– Ну, слава богу, через час уйдем из этой дыры! – радостно говорили мичманы в кают-компании.

– И чтоб в нее никогда не заглядывать больше!

К старшему штурману, спустившемуся в кают-компанию выкурить манилку и погреться, кто-то обратился с вопросом:

– Лаврентий Иваныч! Когда мы придем в Сан-Франциско, как вы думаете? Недельки через четыре увидим американок, а?

– Нечего-то загадывать вперед… Мы ведь в море, а не на берегу.

– Ну, однако, приблизительно, Лаврентий Иваныч? Если все будет благополучно?

– Да что вы пристали: когда да когда? Прежде отсюда надо убраться! – ворчливо промолвил штурман.

– А что, разве так свежо?

– Подите наверх – увидите!

– У нас, Лаврентий Иваныч, машина сильная. Выползем.

Лаврентий Иванович, почти не сомневавшийся, что клипер до шторма уйти не успеет и что ему придется отстаиваться на рейде, ничего не ответил и быстрыми, нервными затяжками торопливо докуривал свою манилку, озабоченный и мрачный, полный самых невеселых дум о положении клипера, если штормяга будет, как он выражался, «форменный».
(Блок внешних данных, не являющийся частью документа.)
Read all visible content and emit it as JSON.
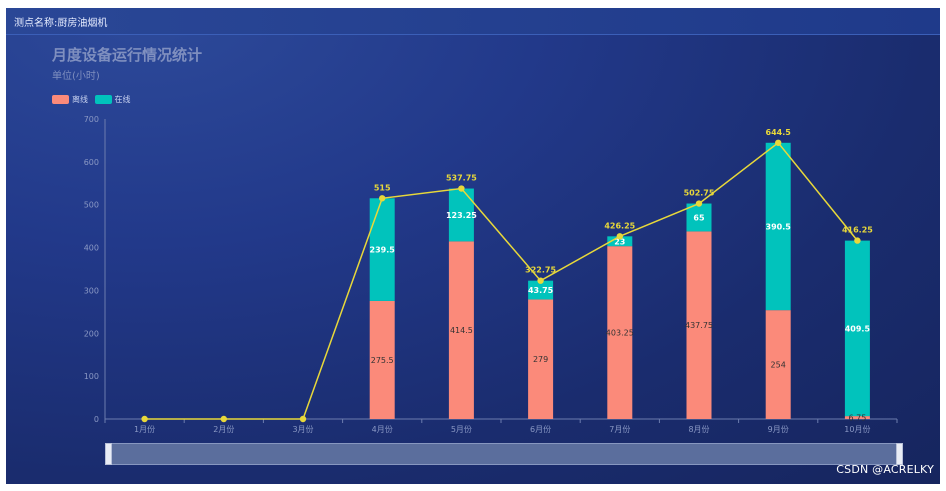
{
  "header": {
    "station_label": "测点名称:厨房油烟机"
  },
  "watermark": "CSDN @ACRELKY",
  "colors": {
    "offline": "#fb8a7a",
    "online": "#01c3bc",
    "line": "#e8d83a"
  },
  "chart_data": {
    "type": "bar",
    "title": "月度设备运行情况统计",
    "subtitle": "单位(小时)",
    "categories": [
      "1月份",
      "2月份",
      "3月份",
      "4月份",
      "5月份",
      "6月份",
      "7月份",
      "8月份",
      "9月份",
      "10月份"
    ],
    "series": [
      {
        "name": "离线",
        "stack": true,
        "values": [
          0,
          0,
          0,
          275.5,
          414.5,
          279,
          403.25,
          437.75,
          254,
          6.75
        ],
        "labels": [
          "",
          "",
          "",
          "275.5",
          "414.5",
          "279",
          "403.25",
          "437.75",
          "254",
          "6.75"
        ]
      },
      {
        "name": "在线",
        "stack": true,
        "values": [
          0,
          0,
          0,
          239.5,
          123.25,
          43.75,
          23,
          65,
          390.5,
          409.5
        ],
        "labels": [
          "",
          "",
          "",
          "239.5",
          "123.25",
          "43.75",
          "23",
          "65",
          "390.5",
          "409.5"
        ]
      },
      {
        "type": "line",
        "values": [
          0,
          0,
          0,
          515,
          537.75,
          322.75,
          426.25,
          502.75,
          644.5,
          416.25
        ],
        "labels": [
          "",
          "",
          "",
          "515",
          "537.75",
          "322.75",
          "426.25",
          "502.75",
          "644.5",
          "416.25"
        ]
      }
    ],
    "ylim": [
      0,
      700
    ],
    "yticks": [
      0,
      100,
      200,
      300,
      400,
      500,
      600,
      700
    ],
    "legend_position": "top-left",
    "grid": false
  }
}
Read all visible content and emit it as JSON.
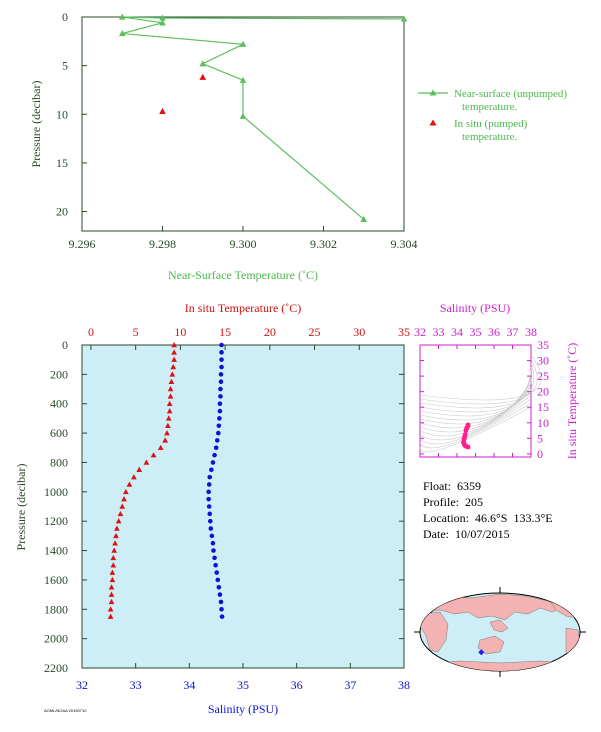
{
  "info": {
    "float_label": "Float:",
    "float_value": "6359",
    "profile_label": "Profile:",
    "profile_value": "205",
    "location_label": "Location:",
    "location_value": "46.6°S  133.3°E",
    "date_label": "Date:",
    "date_value": "10/07/2015"
  },
  "footer": {
    "code": "AOML/NOAA 20150710"
  },
  "colors": {
    "near_surface": "#5cbf5c",
    "temperature": "#e01010",
    "salinity": "#0a14d6",
    "ts_accent": "#cc22cc",
    "panel_bg": "#cdeef7",
    "axis_dark": "#2a4a2a"
  },
  "chart_data": [
    {
      "type": "line",
      "xlabel": "Near-Surface Temperature (˚C)",
      "ylabel": "Pressure (decibar)",
      "xlim": [
        9.296,
        9.304
      ],
      "ylim": [
        22,
        0
      ],
      "xticks": [
        9.296,
        9.298,
        9.3,
        9.302,
        9.304
      ],
      "xtick_labels": [
        "9.296",
        "9.298",
        "9.300",
        "9.302",
        "9.304"
      ],
      "yticks": [
        0,
        5,
        10,
        15,
        20
      ],
      "ytick_labels": [
        "0",
        "5",
        "10",
        "15",
        "20"
      ],
      "series": [
        {
          "name": "Near-surface (unpumped) temperature.",
          "points": [
            [
              9.304,
              0.2
            ],
            [
              9.298,
              0.1
            ],
            [
              9.297,
              0.0
            ],
            [
              9.298,
              0.6
            ],
            [
              9.297,
              1.7
            ],
            [
              9.3,
              2.8
            ],
            [
              9.299,
              4.8
            ],
            [
              9.3,
              6.5
            ],
            [
              9.3,
              10.2
            ],
            [
              9.303,
              20.8
            ]
          ]
        },
        {
          "name": "In situ (pumped) temperature.",
          "points": [
            [
              9.299,
              6.2
            ],
            [
              9.298,
              9.7
            ]
          ]
        }
      ],
      "legend_position": "right"
    },
    {
      "type": "scatter",
      "x_top_label": "In situ Temperature (˚C)",
      "x_bottom_label": "Salinity (PSU)",
      "ylabel": "Pressure (decibar)",
      "temp_lim": [
        -1,
        35
      ],
      "sal_lim": [
        32,
        38
      ],
      "ylim": [
        2200,
        0
      ],
      "temp_ticks": [
        0,
        5,
        10,
        15,
        20,
        25,
        30,
        35
      ],
      "temp_tick_labels": [
        "0",
        "5",
        "10",
        "15",
        "20",
        "25",
        "30",
        "35"
      ],
      "sal_ticks": [
        32,
        33,
        34,
        35,
        36,
        37,
        38
      ],
      "sal_tick_labels": [
        "32",
        "33",
        "34",
        "35",
        "36",
        "37",
        "38"
      ],
      "pressure_ticks": [
        0,
        200,
        400,
        600,
        800,
        1000,
        1200,
        1400,
        1600,
        1800,
        2000,
        2200
      ],
      "pressure_tick_labels": [
        "0",
        "200",
        "400",
        "600",
        "800",
        "1000",
        "1200",
        "1400",
        "1600",
        "1800",
        "2000",
        "2200"
      ],
      "temperature_profile": [
        [
          9.3,
          0
        ],
        [
          9.3,
          50
        ],
        [
          9.3,
          100
        ],
        [
          9.2,
          150
        ],
        [
          9.1,
          200
        ],
        [
          9.0,
          250
        ],
        [
          8.9,
          300
        ],
        [
          8.9,
          350
        ],
        [
          8.8,
          400
        ],
        [
          8.8,
          450
        ],
        [
          8.7,
          500
        ],
        [
          8.6,
          550
        ],
        [
          8.5,
          600
        ],
        [
          8.3,
          650
        ],
        [
          7.8,
          700
        ],
        [
          7.0,
          750
        ],
        [
          6.2,
          800
        ],
        [
          5.4,
          850
        ],
        [
          4.8,
          900
        ],
        [
          4.3,
          950
        ],
        [
          3.9,
          1000
        ],
        [
          3.7,
          1050
        ],
        [
          3.5,
          1100
        ],
        [
          3.3,
          1150
        ],
        [
          3.1,
          1200
        ],
        [
          2.9,
          1250
        ],
        [
          2.8,
          1300
        ],
        [
          2.7,
          1350
        ],
        [
          2.6,
          1400
        ],
        [
          2.5,
          1450
        ],
        [
          2.5,
          1500
        ],
        [
          2.4,
          1550
        ],
        [
          2.4,
          1600
        ],
        [
          2.3,
          1650
        ],
        [
          2.3,
          1700
        ],
        [
          2.3,
          1750
        ],
        [
          2.2,
          1800
        ],
        [
          2.2,
          1850
        ]
      ],
      "salinity_profile": [
        [
          34.6,
          0
        ],
        [
          34.6,
          50
        ],
        [
          34.6,
          100
        ],
        [
          34.6,
          150
        ],
        [
          34.59,
          200
        ],
        [
          34.59,
          250
        ],
        [
          34.58,
          300
        ],
        [
          34.58,
          350
        ],
        [
          34.57,
          400
        ],
        [
          34.57,
          450
        ],
        [
          34.56,
          500
        ],
        [
          34.55,
          550
        ],
        [
          34.54,
          600
        ],
        [
          34.52,
          650
        ],
        [
          34.5,
          700
        ],
        [
          34.47,
          750
        ],
        [
          34.44,
          800
        ],
        [
          34.41,
          850
        ],
        [
          34.38,
          900
        ],
        [
          34.37,
          950
        ],
        [
          34.36,
          1000
        ],
        [
          34.36,
          1050
        ],
        [
          34.37,
          1100
        ],
        [
          34.38,
          1150
        ],
        [
          34.39,
          1200
        ],
        [
          34.4,
          1250
        ],
        [
          34.42,
          1300
        ],
        [
          34.44,
          1350
        ],
        [
          34.45,
          1400
        ],
        [
          34.47,
          1450
        ],
        [
          34.49,
          1500
        ],
        [
          34.51,
          1550
        ],
        [
          34.53,
          1600
        ],
        [
          34.55,
          1650
        ],
        [
          34.57,
          1700
        ],
        [
          34.59,
          1750
        ],
        [
          34.6,
          1800
        ],
        [
          34.61,
          1850
        ]
      ]
    },
    {
      "type": "scatter",
      "xlabel": "Salinity (PSU)",
      "ylabel": "In situ Temperature (˚C)",
      "xlim": [
        32,
        38
      ],
      "ylim": [
        -1,
        35
      ],
      "xticks": [
        32,
        33,
        34,
        35,
        36,
        37,
        38
      ],
      "xtick_labels": [
        "32",
        "33",
        "34",
        "35",
        "36",
        "37",
        "38"
      ],
      "yticks": [
        0,
        5,
        10,
        15,
        20,
        25,
        30,
        35
      ],
      "ytick_labels": [
        "0",
        "5",
        "10",
        "15",
        "20",
        "25",
        "30",
        "35"
      ],
      "points": [
        [
          34.6,
          9.3
        ],
        [
          34.59,
          9.0
        ],
        [
          34.57,
          8.8
        ],
        [
          34.55,
          8.5
        ],
        [
          34.52,
          8.3
        ],
        [
          34.48,
          7.5
        ],
        [
          34.44,
          6.2
        ],
        [
          34.41,
          5.4
        ],
        [
          34.38,
          4.8
        ],
        [
          34.36,
          3.9
        ],
        [
          34.36,
          3.6
        ],
        [
          34.38,
          3.3
        ],
        [
          34.4,
          2.9
        ],
        [
          34.44,
          2.7
        ],
        [
          34.47,
          2.5
        ],
        [
          34.51,
          2.4
        ],
        [
          34.55,
          2.3
        ],
        [
          34.6,
          2.2
        ]
      ]
    }
  ],
  "map": {
    "marker_lon": 133.3,
    "marker_lat": -46.6
  }
}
В эту минуту в кают-компанию влетел весь мокрый, с красным от холода лицом молодой мичман Нырков и возбужденно и весело воскликнул:

– Ну, господа, и анафема, я вам скажу, ветер! Так засвежел на половине дороги, что я думал: нам и не выгрести. Насилу добрались. И волна подлая… Все мы вымокли. Так и хлестало! И что за холод… Совсем замерз. Эй, вестовые! Скорей горячего чаю и коньяку! – крикнул он и пошел в свою каюту переодеваться, счастливый, что благополучно добрался и что в точности выполнил приказание и вернулся к одиннадцати часам. Он, еще совсем молодой моряк, первый раз попавший в дальнее плавание, конечно, стыдился сказать в кают-компании, как ему было жутко на баркасе, захлестываемом волной, как страшно и за себя, и за матросов, и как он, сам трусивший, с небрежным ухарским видом подбадривал усталых, вспотевших гребцов «навалиться», обещая им по три чарки на человека.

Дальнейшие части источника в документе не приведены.